As it developed over the years, WalMart prospered by offering a wide range of products at prices attractive to rural, small town , and often lower income customers. Sam’s innovations included an almost fanatic attention to squeezing out waste, driving hard bargains with suppliers on price, quantity and delivery, and installing a pioneering computerized inventory management system that brought goods to the shelves just before they were purchased by consumers.

Sam created his own trucking fleet and regional distribution centers. Over time the company expanded with Sam’s Club, aimed at small business customers, Super Centers that include groceries, and online marketing. WalMart’s motto is “everyday low prices”, and it operates almost entirely without advertising.

WalMart early adopted a profit sharing plan. According to business historians Richard Vedder and Wendell Cox, “while profit sharing was offered partly to help keep out unions, Walton believed that the carrot of building an ownership interest in the company (financed by company contributions) did more to increase loyalty, stimulate innovation, and reduce employee turnover (and therefore training costs) than anything else he did.”

WalMart pays competitive retail industry wages in the localities it serves. The company also offers its employees contributions to 401(k) investment plans, tuition assistance, disability insurance, and a health plan that pays on average 75% of eligible employee premiums, 100% of preventive care costs, and employee-owned Health Savings Accounts funded with $600 company contributions.

As a result, Sam Walton’s heirs, and many of their long time employees, became very wealthy, and make enormous charitable contributions. Last year the Walton Family Foundation announced it would grant $2 billion over the coming five years (in addition to corporate grants) to support environmental, education and community improvement projects.

There is a lesson here, that the Academy students surely will never hear from Bernie Sanders.

Sam Walton’s strong principles, honesty, hard work, risk taking, innovation, and concern for his co-workers built an astonishingly successful enterprise that has served the needs of millions of consumers, especially those on tight family budgets. And yes, the result was great inequality.

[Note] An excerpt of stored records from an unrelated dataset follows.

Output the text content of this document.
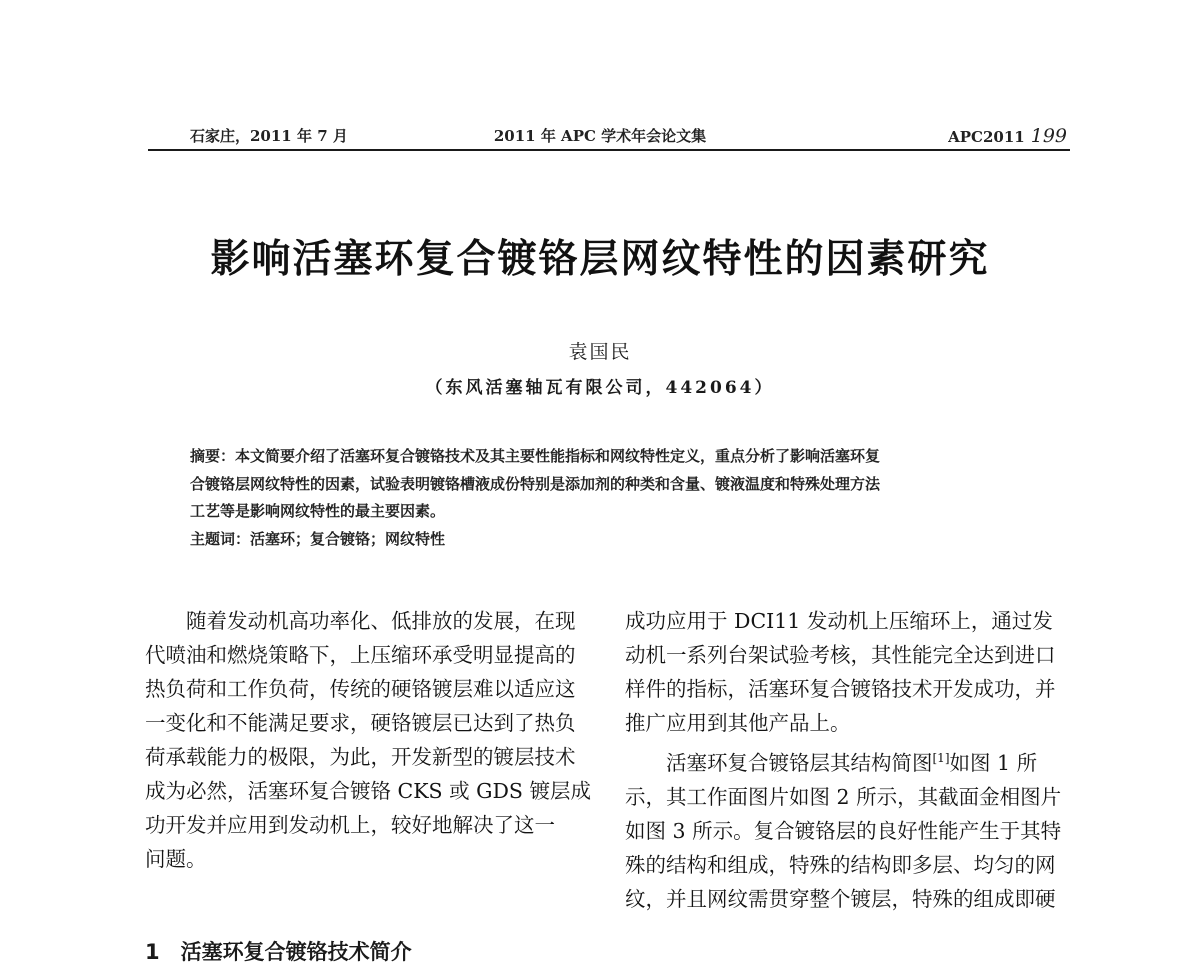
石家庄，2011 年 7 月	2011 年 APC 学术年会论文集	APC2011 199
影响活塞环复合镀铬层网纹特性的因素研究
袁国民
（东风活塞轴瓦有限公司，442064）
摘要：本文简要介绍了活塞环复合镀铬技术及其主要性能指标和网纹特性定义，重点分析了影响活塞环复
合镀铬层网纹特性的因素，试验表明镀铬槽液成份特别是添加剂的种类和含量、镀液温度和特殊处理方法
工艺等是影响网纹特性的最主要因素。
主题词：活塞环；复合镀铬；网纹特性
随着发动机高功率化、低排放的发展，在现
代喷油和燃烧策略下，上压缩环承受明显提高的
热负荷和工作负荷，传统的硬铬镀层难以适应这
一变化和不能满足要求，硬铬镀层已达到了热负
荷承载能力的极限，为此，开发新型的镀层技术
成为必然，活塞环复合镀铬 CKS 或 GDS 镀层成
功开发并应用到发动机上，较好地解决了这一
问题。
1　活塞环复合镀铬技术简介
成功应用于 DCI11 发动机上压缩环上，通过发
动机一系列台架试验考核，其性能完全达到进口
样件的指标，活塞环复合镀铬技术开发成功，并
推广应用到其他产品上。
活塞环复合镀铬层其结构简图[1]如图 1 所
示，其工作面图片如图 2 所示，其截面金相图片
如图 3 所示。复合镀铬层的良好性能产生于其特
殊的结构和组成，特殊的结构即多层、均匀的网
纹，并且网纹需贯穿整个镀层，特殊的组成即硬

Would a monopoly chain of taxpayer-capitalized, government-owned bureaucratically- managed retail stores, created to put an end to “grotesque inequality”, be likely to achieve as much?  Students, let’s have a vote: SandersMarts, or WalMarts?

- John McClaughry is vice president of the Ethan Allen Institute (www.ethanallen.org). EAI has never received a contribution from WalMart or the Walton family.